Zwei weitere Oppositionskräfte, das Bündnis Armenien des ehemaligen Präsidenten Robert Kotscharjan und die Partei Wohlhabendes Armenien schafften ebenfalls den Einzug ins Parlament. Kotscharjans Bündnis Armenien kam demnach auf knapp zehn Prozent, während sich Wohlhabendes Armenien vier Prozent der Stimmen sicherte. Die Wahlbeteiligung lag nach Angaben der Wahlkommission bei 59 Prozent.
EU-Kommissionspräsidentin Ursula von der Leyen gratulierte Paschinjan zu seinem Wahlsieg. Armenien rücke Europa "immer näher", schrieb sie im Onlinedienst X. Brüssel schätze die Partnerschaft mit dem Kaukasusland "zutiefst", fügte sie hinzu. "Armenien kann auf uns zählen."
Paschinjan hatte nach Veröffentlichung der ersten Teilergebnisse von einem "historischen Sieg seiner Partei" gesprochen. Dieser werde "Armeniens Fortbestand und Entwicklung sichern", sagte der 51-Jährige.
Paschinjan will den Kaukasusstaat Armenien der EU annähern. Zudem hat er die Beziehungen der ehemaligen traditionell eng mit Russland verbundenen Sowjetrepublik zu den USA vertieft. Die Beteiligung seines Landes an einem von Russland geführten Sicherheitsbündnis hat er dagegen auf Eis gelegt. Paschinjans Herausforderer Karapetjan kritisierte Paschinjans Kurs vor der Wahl als "rücksichtsloses Vorpreschen" in Richtung Westen.
Nach seiner Stimmabgabe in Eriwan hatte Paschinjan jedoch betont, Armenien werde eine ausgewogene auswärtige Politik verfolgen. Die Frage nach "einer Wahl zwischen Russland und dem Westen" stelle sich nicht.
Russland ist der wichtigste Handelspartner Armeniens, bei Energie- und Rüstungsimporten ist das Kaukasusland von Moskau abhängig. Analysten bezeichneten den bisherigen Kurs der Regierung in Eriwan als einen Versuch, "auf beiden Stühlen gleichzeitig zu sitzen."
Moskau reagiert zunehmend verärgert über den pro-westlichen Kurs des Landes.
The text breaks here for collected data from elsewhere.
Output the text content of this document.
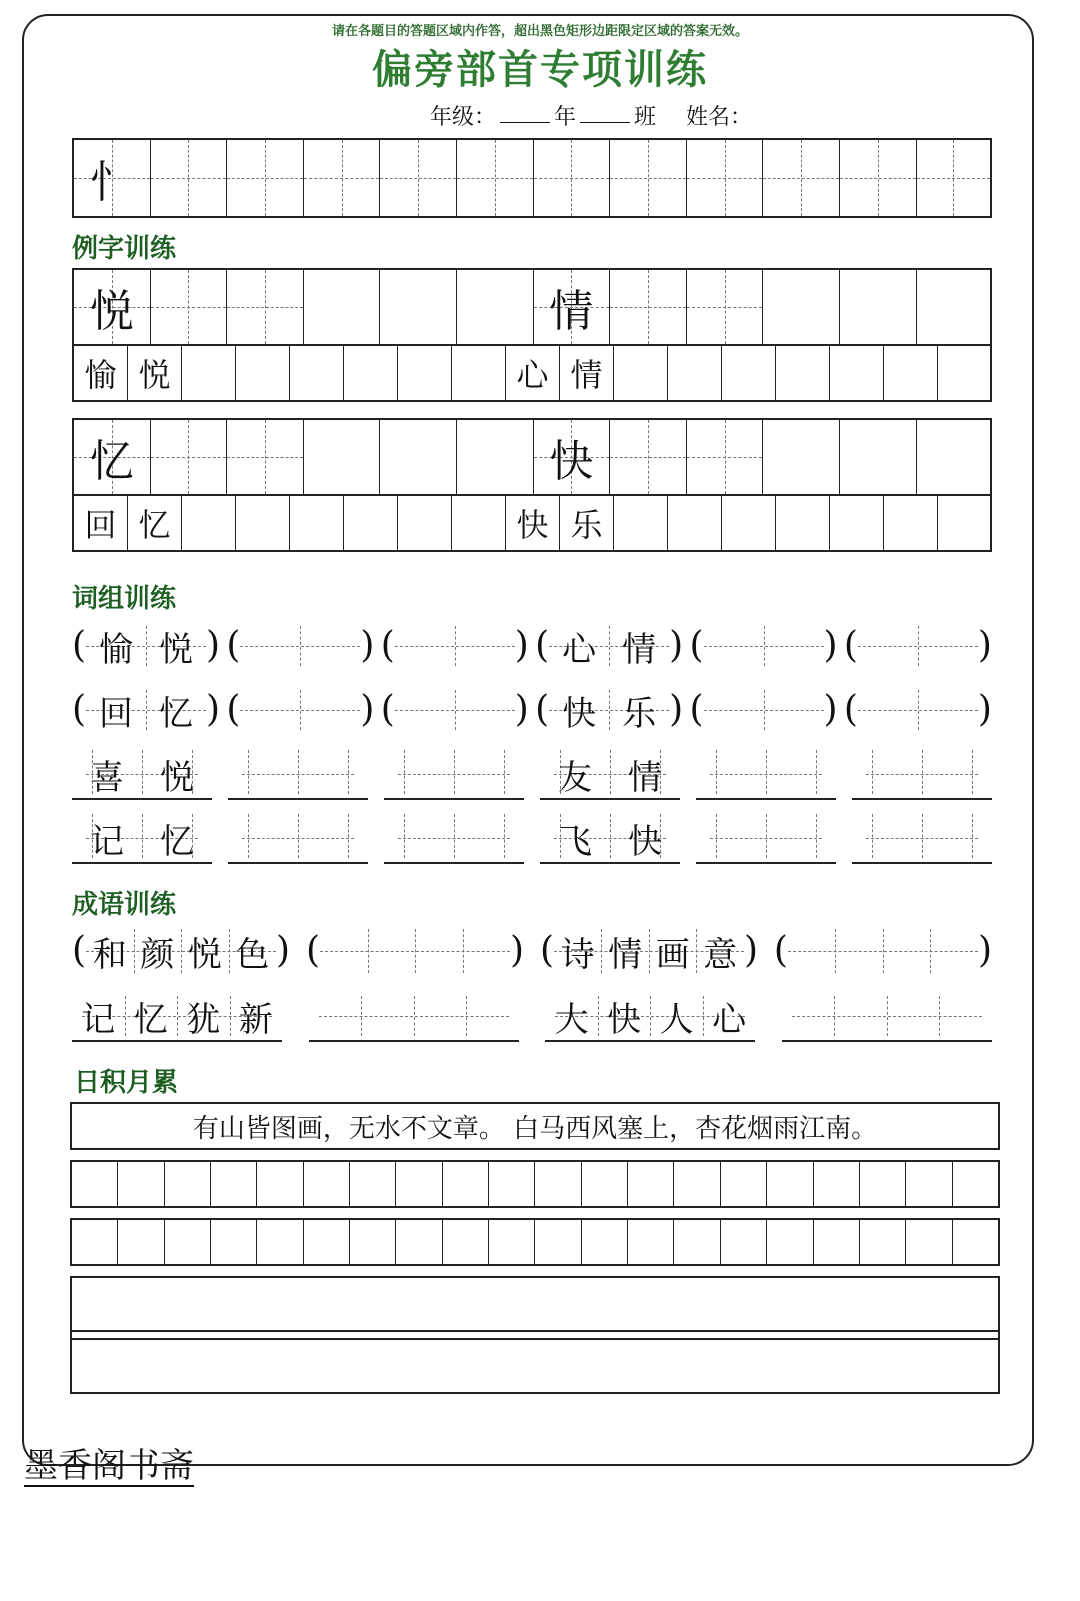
请在各题目的答题区域内作答，超出黑色矩形边距限定区域的答案无效。
偏旁部首专项训练
年级：	年	班 姓名：
忄
例字训练
悦	情
愉 悦	心 情
忆	快
回 忆	快 乐
词组训练
( 愉 悦 ) (	) (	) ( 心 情 ) (	) (	)
( 回 忆 ) (	) (	) ( 快 乐 ) (	) (	)
喜 悦	友 情
记 忆	飞 快
成语训练
( 和 颜 悦 色 ) (	) ( 诗 情 画 意 ) (	)
记 忆 犹 新	大 快 人 心
日积月累
有山皆图画，无水不文章。 白马西风塞上，杏花烟雨江南。
墨香阁书斋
Kreml-Chef Wladimir Putin verglich die EU-Ambitionen Armeniens zuletzt mit dem pro-westlichen Kurs der Ukraine, der seiner Ansicht nach zum Auslöser des russischen Angriffskrieges 2022 wurde: Das "ukrainische Szenario" habe mit dem Versuch Kiews begonnen, der EU beizutreten, sagte Putin im Mai.
Ein Grund für die Annäherung Armeniens an die EU war auch die Enttäuschung über Russland: Bei der Militäroffensive Aserbaidschans im September 2023 gegen die von Armeniern bewohnte Exklave Bergkarabach hatten die dort stationierten sogenannten russischen Friedenstruppen nicht eingriffen.
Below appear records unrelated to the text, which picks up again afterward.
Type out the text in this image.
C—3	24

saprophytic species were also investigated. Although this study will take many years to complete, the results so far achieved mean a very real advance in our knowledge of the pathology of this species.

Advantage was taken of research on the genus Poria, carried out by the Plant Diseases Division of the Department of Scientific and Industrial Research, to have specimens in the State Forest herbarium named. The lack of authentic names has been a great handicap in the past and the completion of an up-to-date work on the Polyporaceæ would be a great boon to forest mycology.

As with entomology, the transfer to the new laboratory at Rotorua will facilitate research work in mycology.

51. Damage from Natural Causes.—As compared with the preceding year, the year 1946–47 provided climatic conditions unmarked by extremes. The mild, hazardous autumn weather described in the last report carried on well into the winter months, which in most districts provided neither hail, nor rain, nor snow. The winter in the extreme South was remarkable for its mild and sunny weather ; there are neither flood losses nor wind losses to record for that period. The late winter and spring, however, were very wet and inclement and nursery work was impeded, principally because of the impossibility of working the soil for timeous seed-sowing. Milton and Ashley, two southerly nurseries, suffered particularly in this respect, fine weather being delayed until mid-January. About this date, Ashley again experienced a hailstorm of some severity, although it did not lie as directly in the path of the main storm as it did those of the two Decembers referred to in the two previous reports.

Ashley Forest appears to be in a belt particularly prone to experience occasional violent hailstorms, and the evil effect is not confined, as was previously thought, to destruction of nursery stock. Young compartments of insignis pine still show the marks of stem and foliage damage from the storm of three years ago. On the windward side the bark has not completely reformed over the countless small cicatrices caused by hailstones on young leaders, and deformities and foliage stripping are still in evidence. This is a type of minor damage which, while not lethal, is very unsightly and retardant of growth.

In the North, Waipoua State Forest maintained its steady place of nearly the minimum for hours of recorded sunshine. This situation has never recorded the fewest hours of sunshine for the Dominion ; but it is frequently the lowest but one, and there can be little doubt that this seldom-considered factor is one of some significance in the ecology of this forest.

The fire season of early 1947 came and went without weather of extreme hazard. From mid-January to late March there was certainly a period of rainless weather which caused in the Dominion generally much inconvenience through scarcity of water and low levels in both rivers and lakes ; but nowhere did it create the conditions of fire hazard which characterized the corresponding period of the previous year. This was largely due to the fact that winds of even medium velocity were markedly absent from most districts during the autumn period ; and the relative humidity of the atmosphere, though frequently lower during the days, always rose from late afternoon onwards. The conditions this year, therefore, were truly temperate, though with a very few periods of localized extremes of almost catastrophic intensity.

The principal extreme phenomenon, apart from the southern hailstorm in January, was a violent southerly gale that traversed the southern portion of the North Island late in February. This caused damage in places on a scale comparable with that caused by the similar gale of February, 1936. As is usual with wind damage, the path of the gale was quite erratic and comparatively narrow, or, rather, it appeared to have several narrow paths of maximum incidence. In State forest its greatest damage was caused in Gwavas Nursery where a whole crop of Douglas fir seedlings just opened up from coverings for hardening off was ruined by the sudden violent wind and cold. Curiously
Armenien liegt zwischen Europa und Asien mit Grenzen zum Iran, Georgien, der Türkei und Aserbaidschan. Aserbaidschan, ein enger Verbündeter der mit Russland und dem Iran rivalisierenden Regionalmacht Türkei, hatte 2023 in einer großangelegten Militäroffensive die mehrheitlich von ethnischen Armeniern bewohnte Region Berg-Karabach unter seine Kontrolle gebracht.
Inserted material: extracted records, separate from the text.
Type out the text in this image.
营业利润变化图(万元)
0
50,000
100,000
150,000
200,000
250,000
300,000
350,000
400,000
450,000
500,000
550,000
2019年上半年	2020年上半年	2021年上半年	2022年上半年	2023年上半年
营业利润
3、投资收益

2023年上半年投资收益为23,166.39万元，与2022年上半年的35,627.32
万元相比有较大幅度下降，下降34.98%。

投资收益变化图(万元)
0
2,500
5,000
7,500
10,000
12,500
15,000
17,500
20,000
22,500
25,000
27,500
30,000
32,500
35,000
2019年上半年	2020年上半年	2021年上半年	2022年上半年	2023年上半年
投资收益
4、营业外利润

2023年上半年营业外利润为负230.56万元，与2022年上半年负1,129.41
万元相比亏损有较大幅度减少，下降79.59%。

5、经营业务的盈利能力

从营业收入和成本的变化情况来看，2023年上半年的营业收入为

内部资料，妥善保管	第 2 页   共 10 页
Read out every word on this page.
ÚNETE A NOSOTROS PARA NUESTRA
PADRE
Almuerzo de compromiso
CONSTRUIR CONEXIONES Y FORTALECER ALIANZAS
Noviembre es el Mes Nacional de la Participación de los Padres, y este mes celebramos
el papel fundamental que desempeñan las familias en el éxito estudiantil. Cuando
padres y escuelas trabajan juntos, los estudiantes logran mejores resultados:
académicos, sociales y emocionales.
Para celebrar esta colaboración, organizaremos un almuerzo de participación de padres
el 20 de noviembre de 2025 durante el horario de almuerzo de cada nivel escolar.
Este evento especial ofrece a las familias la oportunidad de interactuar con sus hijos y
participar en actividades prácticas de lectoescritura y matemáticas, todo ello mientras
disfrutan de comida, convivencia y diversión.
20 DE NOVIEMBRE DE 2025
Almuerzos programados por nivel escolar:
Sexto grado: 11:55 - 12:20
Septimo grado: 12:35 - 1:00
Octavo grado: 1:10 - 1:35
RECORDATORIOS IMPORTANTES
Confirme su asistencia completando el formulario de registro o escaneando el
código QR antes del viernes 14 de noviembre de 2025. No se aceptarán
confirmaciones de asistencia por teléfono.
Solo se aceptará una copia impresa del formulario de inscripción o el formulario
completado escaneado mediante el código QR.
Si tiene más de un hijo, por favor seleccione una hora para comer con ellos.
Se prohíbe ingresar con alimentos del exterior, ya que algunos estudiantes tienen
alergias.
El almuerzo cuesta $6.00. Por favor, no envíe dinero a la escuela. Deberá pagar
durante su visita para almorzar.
Der Militäreinsatz löste die Flucht von mehr als 100.000 Menschen nach Armenien aus. Bis heute sind die Folgen dieser Massenflucht in dem kleinen Kaukasusland mit drei Millionen Einwohnern zu spüren.
Überschattet wurde der Urnengang durch Kreml-freundliche Desinformationskampagnen. Mit Hackerangriffen, Falschinformationen und Kreml-freundlichen Darstellungen werde versucht, die Annäherung an den Westen als gefährlich darzustellen. Der in den USA ansässigen Überwachungsstelle für Falschinformationen Newsguard zufolge wurden im Mai binnen einer Woche 31 Falschmeldungen über Paschinjan verbreitet.
Er habe "für den Frieden" gestimmt, sagte der 63-jährige Handwerker Hakob Hakobjan der Nachrichtenagentur AFP. "Nur Paschinjan kann Frieden bringen."
Der 59-jährige Chatschatur Mowsisjan sagte dagegen AFP, er habe einer Oppositionspartei seine Stimme gegeben. Armenien und seine Bürger bräuchten einen "Wandel in der Außen- und Innenpolitik sowie bei den Verhandlungen mit Aserbaidschan", sagte der Maschinenbauingenieur.